Wolfe closed his eyes and sighed.

"Anyway," I went on, "you've seen pictures of the exhibits, so you know that the millionaires and big firms do things up brown. Like Japanese gardens and rock gardens and roses in Picardy. This year Rucker and Dill, the big seed and nursery company, have stolen the show. They've got a woodland glade. Bushes and dead leaves and green stuff and a lot of little flowers and junk, and some trees with white flowers, and a little brook with a pool and rocks; and it's inhabited. There's a man and a girl having a picnic. They're there all day ... They pick flowers. They eat a picnic lunch. ... At four o'clock the man lies down and covers his face with a newspaper and takes a nap, and the girl takes off her shows and stockings and dabbles her feet in the pool. That's when they crowd the ropes. Her face and figure are plenty good enough, but her legs are absolutely artistic. Naturally she has to be careful not to get her skirt wet, and the stream comes tumbling from the rocks into the pool. Speaking as a painter —"

Wolfe snorted. "Pah! You couldn't paint a —"

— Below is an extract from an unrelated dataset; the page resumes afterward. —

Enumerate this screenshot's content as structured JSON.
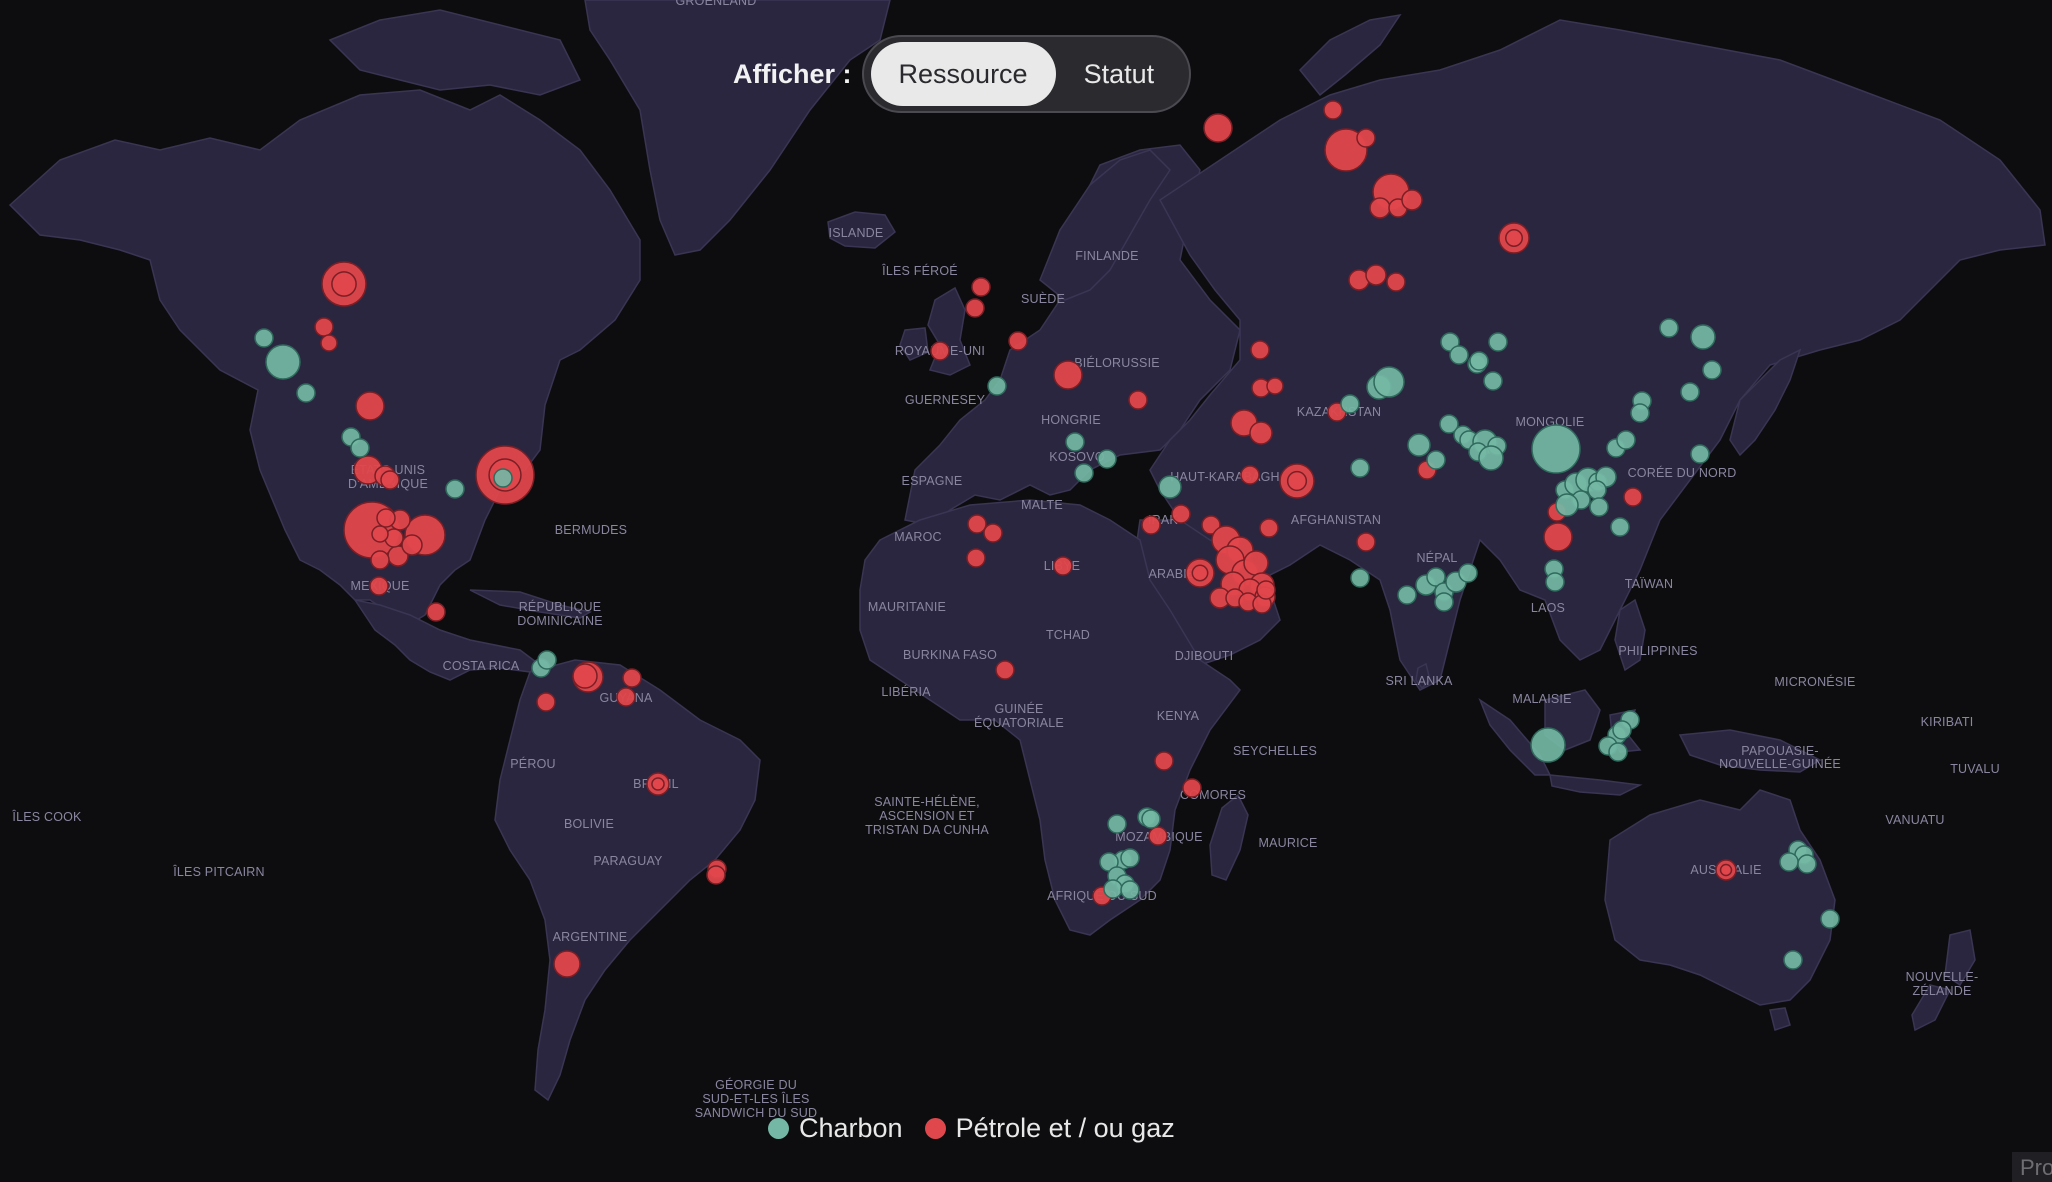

"Black Orchids" opens at a New York flower show at which the eponymous flowers are on display. Wolfe, a fanatical orchid grower, covets the plants, but other passions are at work as well; what seems at first glance to be an indoor Eden proves to be a hothouse of lust, jealousy, blackmail and no-holds-barred commercial backstabbing. When the horticultural hullabaloo culminates in murder, Wolfe sees an opportunity bring a killer to justice and acquire the orchids at the same time.
  

The black orchids of the title also appear in "Cordially Invited to Meet Death", the second of two stories in the Nero Wolfe double, Black Orchids; but are not significant for its plot.

The two novellas have one other element in common besides the protagonists and the orchid motif. In both cases, the methods used for committing the murders are original and very cleverly plotted.